Un autre problème avec la politique de Douchanbé est qu'elle pourrait être contre-productive : les visites porte-à-porte qui ciblent l'apparence physique et font la promotion d'une « façon d'être » tadjike risquent d'alimenter exclusion sociopolitique et perceptions d’injustice au sein de la société. Restreindre sévèrement la pratique de la religion et imposer des codes vestimentaires ordonnés par l’État peut marginaliser certaines parties d’une population et engendrer du ressentiment à l’égard du gouvernement. Enfin, certains affirmer que ces les visites sont intrusives. Les interactions sont parfois filmées par les visiteurs et publiées sur les réseaux sociaux.

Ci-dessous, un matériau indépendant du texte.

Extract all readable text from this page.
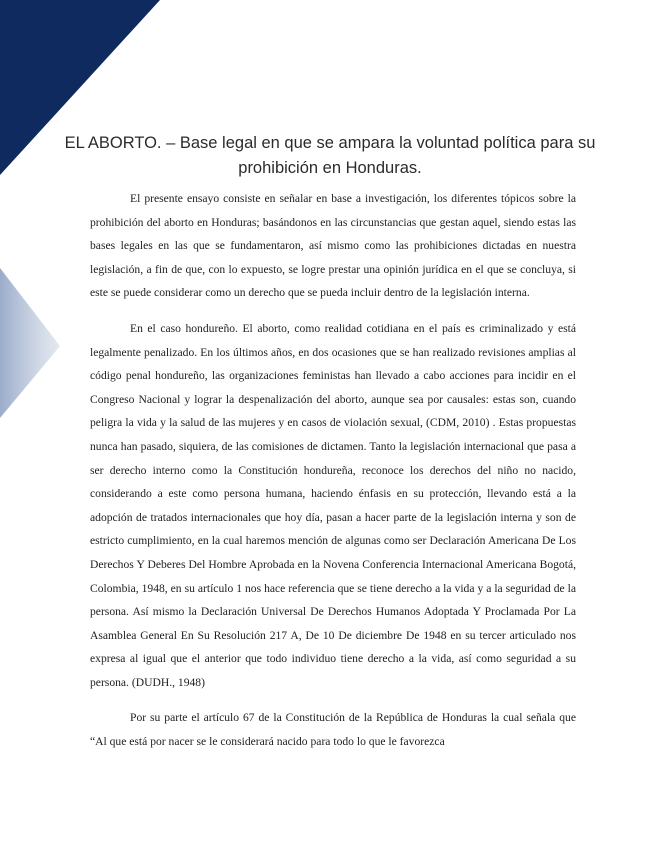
EL ABORTO. – Base legal en que se ampara la voluntad política para su prohibición en Honduras.

El presente ensayo consiste en señalar en base a investigación, los diferentes tópicos sobre la prohibición del aborto en Honduras; basándonos en las circunstancias que gestan aquel, siendo estas las bases legales en las que se fundamentaron, así mismo como las prohibiciones dictadas en nuestra legislación, a fin de que, con lo expuesto, se logre prestar una opinión jurídica en el que se concluya, si este se puede considerar como un derecho que se pueda incluir dentro de la legislación interna.

En el caso hondureño. El aborto, como realidad cotidiana en el país es criminalizado y está legalmente penalizado. En los últimos años, en dos ocasiones que se han realizado revisiones amplias al código penal hondureño, las organizaciones feministas han llevado a cabo acciones para incidir en el Congreso Nacional y lograr la despenalización del aborto, aunque sea por causales: estas son, cuando peligra la vida y la salud de las mujeres y en casos de violación sexual, (CDM, 2010) . Estas propuestas nunca han pasado, siquiera, de las comisiones de dictamen. Tanto la legislación internacional que pasa a ser derecho interno como la Constitución hondureña, reconoce los derechos del niño no nacido, considerando a este como persona humana, haciendo énfasis en su protección, llevando está a la adopción de tratados internacionales que hoy día, pasan a hacer parte de la legislación interna y son de estricto cumplimiento, en la cual haremos mención de algunas como ser Declaración Americana De Los Derechos Y Deberes Del Hombre Aprobada en la Novena Conferencia Internacional Americana Bogotá, Colombia, 1948, en su artículo 1 nos hace referencia que se tiene derecho a la vida y a la seguridad de la persona. Así mismo la Declaración Universal De Derechos Humanos Adoptada Y Proclamada Por La Asamblea General En Su Resolución 217 A, De 10 De diciembre De 1948 en su tercer articulado nos expresa al igual que el anterior que todo individuo tiene derecho a la vida, así como seguridad a su persona. (DUDH., 1948)

Por su parte el artículo 67 de la Constitución de la República de Honduras la cual señala que “Al que está por nacer se le considerará nacido para todo lo que le favorezca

La politique de porte-à-porte de Douchanbé s'inscrit dans le cadre d'une campagne de près d'une décennie visant à lutter contre la radicalisation. Mais le simple fait d’avertir les gens de ce problème ne le fera pas disparaître. Même si la politique du porte-à-porte peut sensibiliser à la radicalisation et éduquer certains citoyens sur les mouvements extrémistes violents, elle ne résout pas les problèmes nationaux plus fondamentaux comme la pauvreté systémique et la liberté religieuse restreinte. Sans s’attaquer aux causes profondes de la radicalisation, il est peu probable que ce type d’initiatives aboutisse à des résultats significatifs ou durables pour prévenir l’extrémisme religieux.